Пускай кое-где откровенные вымыслы о прошлом лежат в основе вполне реальных современных конфликтов или неадекватных действий отдельных радикалов. Однако мире существует исламский терроризм, а еще ислам лежит в основе идеологии ряда диковатых режимов. Но мы не пытаемся повсеместно запретить ислам на этом основании.
Ну и пусть себе кто-то верит, что его деды всех победили, а кто-то, что его народ прямо от шумеров происходят. Миллионы реально верят, что вода в церкви в вино превращается и это же не мешает человечеству пользоваться достижениями естественных наук.
А мешала ли массовая вера в плоскую землю 7000 лет развитию естественных наук? Даже не церковь как организация, а именно массовая вера обывателей в религиозные мифы? Очевидно мешала. Хотя бы тем что многие ученые вместо занятий собственно наукой тратили свою жизнь и энергию на борьбу с клерикалами, тем что новые концепции медленно пробивались в школы даже не из-за политики церкви, а из-за позиции большинства родителей, некоторые из которых и вовсе запрещали своим детям читать «бесовские книги».
А развитие гуманитарных наук сегодня для будущего благосостояния общества имеет примерно такое же значение как естественных 200 лет назад. Периоды, когда обладание физическими технологиями (железо, паровые двигатели, компьютеры) было важнее обладания социальными технологиями (воинская дисциплина, налоги, выборы) в истории человечества встречаются гораздо реже, нежели обратные периоды. В современном мире социальная организация в гораздо большей степени предопределяет технологический уровень общества, нежели наоборот.
По мере научного прогресса и вызванного им неизбежного сокращения числа людей, стоящих за станками и роста числа людей, чья работа - взаимодействовать с другими людьми, роль социальных технологий в обеспечении благополучия общества будет только нарастать. (Этот тезис я ранее неоднократно здесь обосновывал более подробно).
Религиозно-мифологическое отношение к знаниям о социальной реальности объективно препятствует совершенствованию социальных технологий. Ну примерно в той же мере, как уверенность в том, что миру 7000 лет препятствовала бы эффективному поиску геологами некоторых полезных ископаемых.

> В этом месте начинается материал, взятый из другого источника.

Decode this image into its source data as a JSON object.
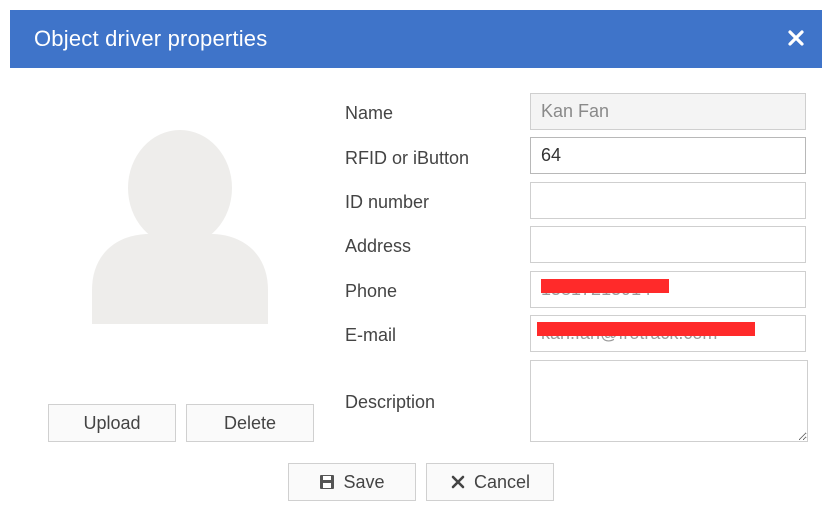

Стратегия, что «мы будем физику и химию в школе современную преподавать, а историю или экономику вымышленную», могла иметь относительный успех в обществе, где большинство стоит у станка, но чем далее, тем более вредна в обществе, где все больший объем рабочего времени населения занимают социальные взаимодействия. В подобном обществе пластичное отношение к социальной реальности само по себе снижает издержки.
Поэтому не однозначное и не линейное восприятие гуманитарных знаний само по себе полезно. Исторические знания – лишь частный пример, использованный мной здесь для иллюстрации.
Пару веков назад в противостоянии религиозного и естественно-научного мировоззрений ситуация выглядела гораздо хуже для науки.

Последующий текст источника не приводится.